Hoy en día es una ciudad poco conocida y costaría situarla en el mapa, sin embargo, tiene muchísima historia. Fue fundada en la Edad Media y fue capital del Bearne desde 1464 (el Bearne es una región natural e histórica de Francia que se corresponde con el antiguo vizcondado de Francisco I de Foix, rey de Navarra en la segunda mitad del siglo XV). Cuando en 1512 Fernando el Católico conquista la parte Sur del Reino de Navarra, el Rey y la corte se refugian en Pau. Cuando la reina Juana III de Navarra se convierte al calvinismo en 1560, Pau se convirtió en la protagonista de las guerras por religión entre católicos y hugonotes. De hecho, Enrique IV (“París bien vale una misa”) nació en esta pequeña localidad, convirtiéndose en rey de Francia en 1589.

En el siglo XIX, se atrajo el turismo internacional, gracias a los balnearios que hay/había por la zona, y a la cercanía con Lourdes.

Como veis, mucha Historia.

Y aquí llegué yo, en tren hasta Irún y Marisol esperándome en la estación para ir a casa en coche. Lo primero que llama la atención son las vistas a los Pirineos, ya que está a solo 50 km. Al día siguiente, salimos a conocer la ciudad. Es pequeña, perfectamente abarcable en una jornada. Destacan el castillo, que fue residencia de Enrique IV, el barrio del castillo, el “paseo marítimo” del boulevard des Pyrénées. Además, como la Navidad estaba a la vuelta de la esquina, descubrí el mercado de Navidad y probé el vino caliente con canela. Vale que no es el de Viena o Praga, pero ha sido mi primer (y, hasta la fecha, único) mercado de Navidad.

El castillo de Pau

Por la zona, también es muy recomendable hacer una rutilla por los pueblos del Bearne: Salis de Béarn, Sauvaterre de Béarn, con su puente con leyenda incluida, la estación de la Gourette y el circo de Lescun, Castet… pueblos pequeños y con mucho encanto.

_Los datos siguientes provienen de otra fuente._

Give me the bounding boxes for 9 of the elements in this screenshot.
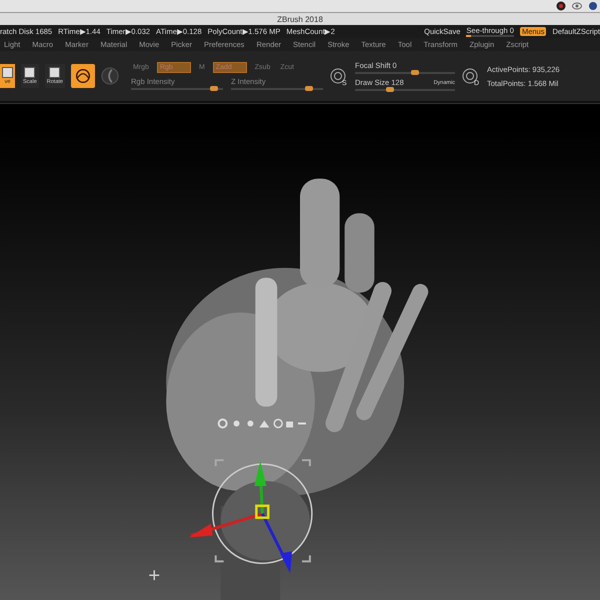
transform-gizmo[interactable]	[188, 459, 313, 574]
brush-icon	[74, 67, 92, 85]
gizmo-toolbar[interactable]	[218, 418, 306, 428]
material-sphere-icon[interactable]	[100, 67, 119, 85]
brush-button[interactable]	[70, 64, 95, 88]
cursor-crosshair-icon	[148, 570, 160, 581]
app-icon[interactable]	[556, 1, 566, 11]
eye-icon[interactable]	[572, 1, 582, 11]
window-title: ZBrush 2018	[277, 14, 323, 24]
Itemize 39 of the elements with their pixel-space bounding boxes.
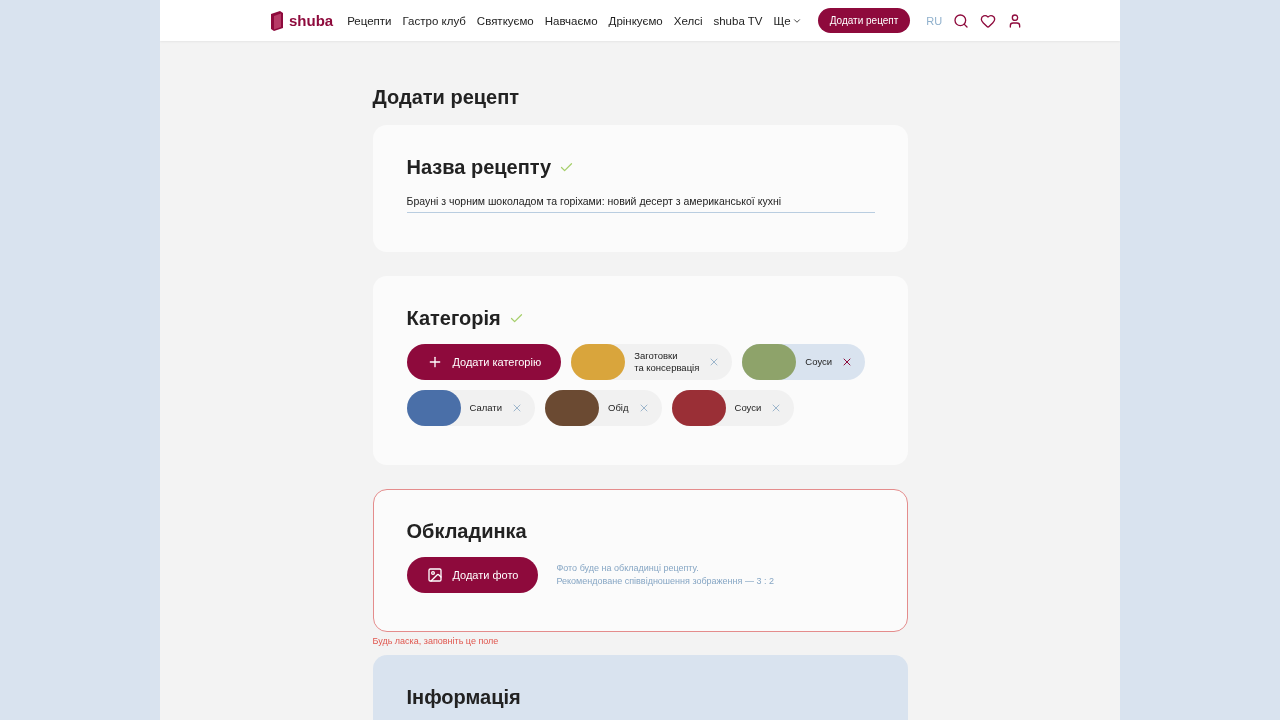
nav-link[interactable]: Святкуємо [476,14,534,27]
nav-link[interactable]: Ще [773,14,802,27]
photo-placeholder [571,344,626,380]
section-title: Назва рецепту [406,156,552,179]
search-icon[interactable] [953,12,970,29]
photo-placeholder [742,344,797,380]
chip-label: Салати [469,401,503,415]
nav-link[interactable]: Дрінкуємо [608,14,663,27]
recipe-name-field[interactable]: Брауні з чорним шоколадом та горіхами: новий десерт з американської кухні [406,193,875,213]
nav-link[interactable]: Рецепти [347,14,392,27]
add-recipe-button[interactable]: Додати рецепт [817,8,911,33]
nav-link[interactable]: Гастро клуб [402,14,466,27]
chip-label: Соуси [805,355,833,369]
category-chip[interactable]: Заготовки та консервація [571,344,733,380]
chip-label: Соуси [734,401,762,415]
logo-icon [268,9,286,32]
nav-link[interactable]: Навчаємо [544,14,598,27]
category-chip[interactable]: Соуси [671,390,795,426]
category-chip[interactable]: Салати [406,390,536,426]
section-title: Обкладинка [406,520,527,543]
add-category-button[interactable]: Додати категорію [406,344,562,380]
heart-icon[interactable] [980,12,997,29]
image-icon [426,567,443,583]
cover-hint: Фото буде на обкладинці рецепту. Рекомендоване співвідношення зображення — 3 : 2 [556,562,774,588]
error-message: Будь ласка, заповніть це поле [372,636,500,646]
chip-label: Обід [608,401,629,415]
photo-placeholder [545,390,600,426]
logo[interactable]: shuba [268,9,334,32]
section-title: Інформація [406,686,521,709]
nav-link[interactable]: shuba TV [713,14,763,27]
chip-label: Заготовки та консервація [634,349,700,375]
photo-placeholder [671,390,726,426]
add-photo-button[interactable]: Додати фото [406,557,539,593]
section-title: Категорія [406,307,501,330]
photo-placeholder [406,390,461,426]
category-chip[interactable]: Соуси [742,344,866,380]
page-title: Додати рецепт [372,85,521,109]
nav-link[interactable]: Хелсі [673,14,703,27]
category-chip[interactable]: Обід [545,390,662,426]
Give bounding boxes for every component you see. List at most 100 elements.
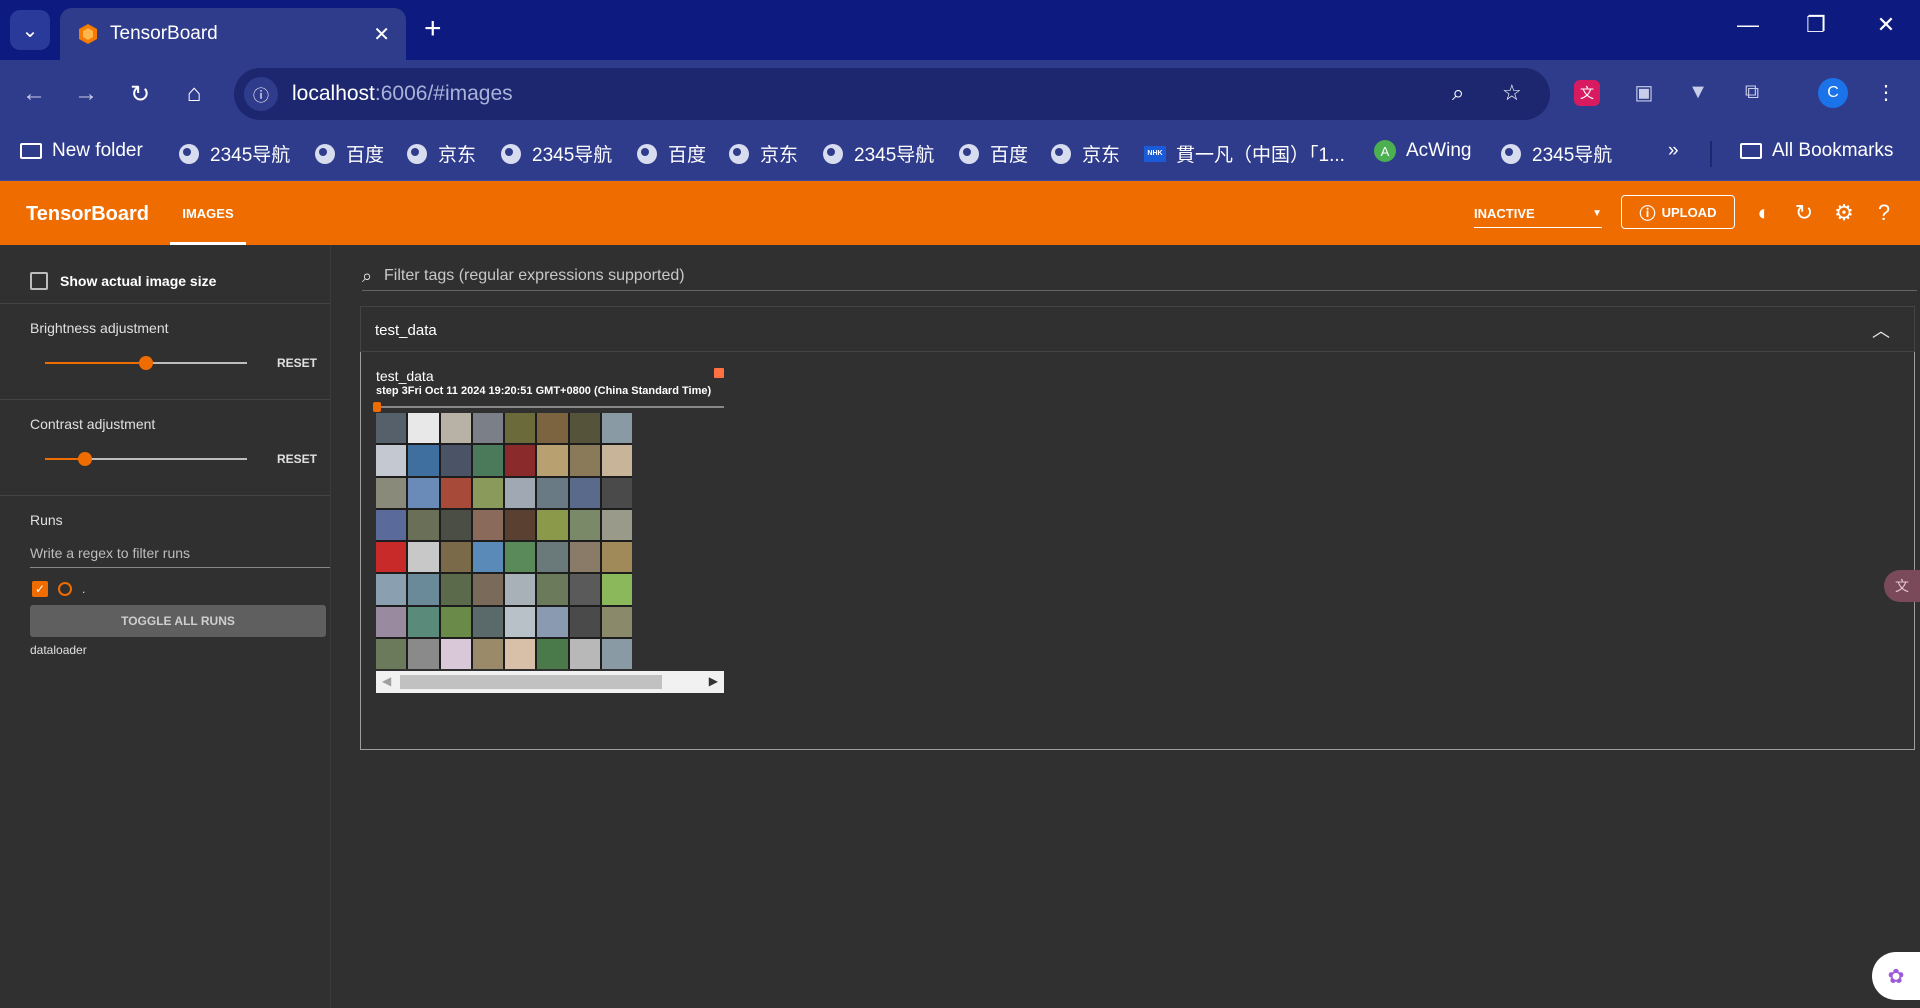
show-actual-size-toggle[interactable]: Show actual image size — [30, 272, 216, 290]
tensorboard-brand[interactable]: TensorBoard — [26, 203, 149, 226]
dark-mode-icon[interactable]: ◐ — [1750, 199, 1778, 227]
scroll-left-arrow-icon[interactable]: ◀ — [382, 674, 391, 688]
home-button[interactable]: ⌂ — [174, 74, 214, 114]
image-tile — [537, 445, 568, 476]
image-horizontal-scrollbar[interactable]: ◀ ▶ — [376, 671, 724, 693]
checkbox[interactable] — [30, 272, 48, 290]
globe-icon — [1500, 143, 1522, 165]
contrast-reset-button[interactable]: RESET — [277, 452, 317, 466]
bookmark-item[interactable]: 2345导航 — [500, 140, 612, 167]
site-info-icon[interactable]: ⓘ — [244, 77, 278, 111]
bookmark-item[interactable]: New folder — [20, 140, 143, 162]
chevron-down-icon: ⌄ — [21, 19, 39, 42]
plugin-select-dropdown[interactable]: INACTIVE ▼ — [1474, 199, 1602, 228]
bookmarks-bar: New folder 2345导航 百度 京东 2345导航 百度 京东 234… — [0, 128, 1920, 181]
step-slider-thumb[interactable] — [373, 402, 381, 412]
image-tile — [472, 574, 503, 605]
divider — [0, 303, 330, 304]
translate-extension-icon[interactable]: 文 — [1574, 80, 1600, 106]
bookmarks-overflow-button[interactable]: » — [1668, 140, 1679, 162]
brightness-reset-button[interactable]: RESET — [277, 356, 317, 370]
image-tile — [569, 638, 600, 669]
globe-icon — [636, 143, 658, 165]
brightness-slider-thumb[interactable] — [139, 356, 153, 370]
bookmark-label: 百度 — [668, 145, 707, 166]
run-checkbox[interactable]: ✓ — [32, 581, 48, 597]
tag-group-header[interactable]: test_data ︿ — [360, 306, 1915, 352]
bookmark-item[interactable]: 百度 — [314, 140, 384, 167]
upload-button[interactable]: ⓘ UPLOAD — [1621, 195, 1735, 229]
address-bar[interactable]: ⓘ localhost :6006/#images ⌕ ☆ — [234, 68, 1550, 120]
vue-extension-icon[interactable]: ▼ — [1682, 76, 1714, 108]
restore-window-button[interactable]: ❐ — [1796, 12, 1836, 38]
step-slider[interactable] — [373, 402, 724, 412]
browser-tab-tensorboard[interactable]: TensorBoard ✕ — [60, 8, 406, 60]
scrollbar-thumb[interactable] — [400, 675, 662, 689]
forward-button[interactable]: → — [66, 74, 106, 114]
all-bookmarks-label: All Bookmarks — [1772, 140, 1894, 161]
image-card-title: test_data — [376, 368, 434, 384]
profile-avatar[interactable]: C — [1818, 78, 1848, 108]
image-tile — [376, 445, 407, 476]
tab-search-button[interactable]: ⌄ — [10, 10, 50, 50]
brightness-slider-fill — [45, 362, 146, 364]
image-tile — [408, 509, 439, 540]
scroll-right-arrow-icon[interactable]: ▶ — [709, 674, 718, 688]
reload-icon[interactable]: ↻ — [1790, 199, 1818, 227]
browser-menu-icon[interactable]: ⋮ — [1870, 76, 1902, 108]
bookmark-item[interactable]: 京东 — [728, 140, 798, 167]
bookmark-item[interactable]: 京东 — [406, 140, 476, 167]
image-tile — [408, 574, 439, 605]
runs-filter-input[interactable]: Write a regex to filter runs — [30, 545, 330, 568]
settings-gear-icon[interactable]: ⚙ — [1830, 199, 1858, 227]
run-color-swatch[interactable] — [58, 582, 72, 596]
close-tab-icon[interactable]: ✕ — [373, 22, 390, 47]
close-window-button[interactable]: ✕ — [1866, 12, 1906, 38]
image-tile — [440, 606, 471, 637]
bookmark-item[interactable]: 百度 — [958, 140, 1028, 167]
tensorboard-favicon-icon — [79, 24, 97, 44]
bookmarks-divider — [1710, 141, 1712, 167]
bookmark-label: AcWing — [1406, 140, 1472, 161]
run-row[interactable]: ✓ . — [32, 581, 85, 597]
bookmark-item[interactable]: 京东 — [1050, 140, 1120, 167]
zoom-icon[interactable]: ⌕ — [1452, 80, 1464, 106]
image-tile — [376, 413, 407, 444]
bookmark-item[interactable]: 2345导航 — [178, 140, 290, 167]
folder-icon — [1740, 140, 1762, 162]
all-bookmarks-button[interactable]: All Bookmarks — [1740, 140, 1893, 162]
back-button[interactable]: ← — [14, 74, 54, 114]
bookmark-item[interactable]: A AcWing — [1374, 140, 1471, 162]
translate-floating-button[interactable]: 文 — [1884, 570, 1920, 602]
tv-extension-icon[interactable]: ▣ — [1628, 76, 1660, 108]
bookmark-star-icon[interactable]: ☆ — [1502, 80, 1522, 106]
bookmark-item[interactable]: NHK 貫一凡（中国）「1... — [1144, 140, 1345, 167]
new-tab-button[interactable]: + — [424, 14, 442, 44]
bookmark-label: 百度 — [346, 145, 385, 166]
toggle-all-runs-button[interactable]: TOGGLE ALL RUNS — [30, 605, 326, 637]
image-tile — [537, 638, 568, 669]
bookmark-label: 2345导航 — [210, 145, 291, 166]
image-tile — [505, 445, 536, 476]
reload-button[interactable]: ↻ — [120, 74, 160, 114]
image-tile — [440, 638, 471, 669]
globe-icon — [500, 143, 522, 165]
bookmark-item[interactable]: 2345导航 — [822, 140, 934, 167]
chevron-up-icon[interactable]: ︿ — [1872, 317, 1890, 343]
bookmark-item[interactable]: 百度 — [636, 140, 706, 167]
contrast-slider-thumb[interactable] — [78, 452, 93, 466]
extensions-puzzle-icon[interactable]: ⧉ — [1736, 76, 1768, 108]
contrast-slider[interactable] — [45, 452, 247, 466]
assistant-floating-button[interactable]: ✿ — [1872, 952, 1920, 1000]
globe-icon — [406, 143, 428, 165]
help-icon[interactable]: ? — [1870, 199, 1898, 227]
globe-icon — [314, 143, 336, 165]
bookmark-item[interactable]: 2345导航 — [1500, 140, 1612, 167]
tag-filter-placeholder: Filter tags (regular expressions support… — [384, 267, 685, 284]
tag-filter[interactable]: ⌕ Filter tags (regular expressions suppo… — [362, 262, 1917, 291]
image-tile — [601, 542, 632, 573]
search-icon: ⌕ — [362, 265, 373, 286]
tab-images[interactable]: IMAGES — [170, 181, 246, 245]
minimize-window-button[interactable]: — — [1728, 12, 1768, 38]
brightness-slider[interactable] — [45, 356, 247, 370]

Suena todo a una escapada deliciosa. ¿Cómo se va a comer mal en Francia? La primera noche que pasé allí, salimos a cenar. Me fiaba totalmente de su opinión, ya que ellos viven allí y son dos gourments y, aunque me hablaron de varias cave au vin que les gustaban, me sorprendió porque no fuimos a ninguna de ellas, sino a una especie de pub irlandés donde también servían comida. Trajeron la carta y, entre otras cosas, tenían camembert frito. Será un pub irlandés, pero estamos en Francia. Por supuesto, ¡quería camembert frito! Mi gozo en un pozo porque David y Marisol me hicieron la cobra pidiendo aros de cebolla, alegando que Marisol tenía el estómago un poco revuelto y no quería comer algo tan fuerte. De hecho, ni siquiera pidió vino o cerveza, sino un refresco. Me quedé totalmente desubicada. Dos personas que comen tan bien, con un gusto exquisito, estaban pidiendo aros de cebolla.

La cena trascurrió sin más, y al día siguiente, recorrimos la ciudad. La segunda noche, al llegar a casa, me dijeron que querían hablar conmigo y me iban a explicar el motivo de no pedir camembert frito: ¡Adrián ya estaba en camino! Y, por desgracia, los quesos de leche cruda no son los más recomendables para las embarazadas.

La última noche fuimos a celebrar la buena noticia, el reencuentro, el inicio de una aventura y la compensación por los aros de cebolla a uno de los mejores restaurantes de la ciudad, que fue el sabor de boca que se me quedó.

Eso sí, Marisol y David, me debéis un camembert frito.

Hasta aquí, la primera parte de mis Historias para no viajar, o dormir, según se mire. Y digo primera porque no tengo la más mínima duda de que habrá más.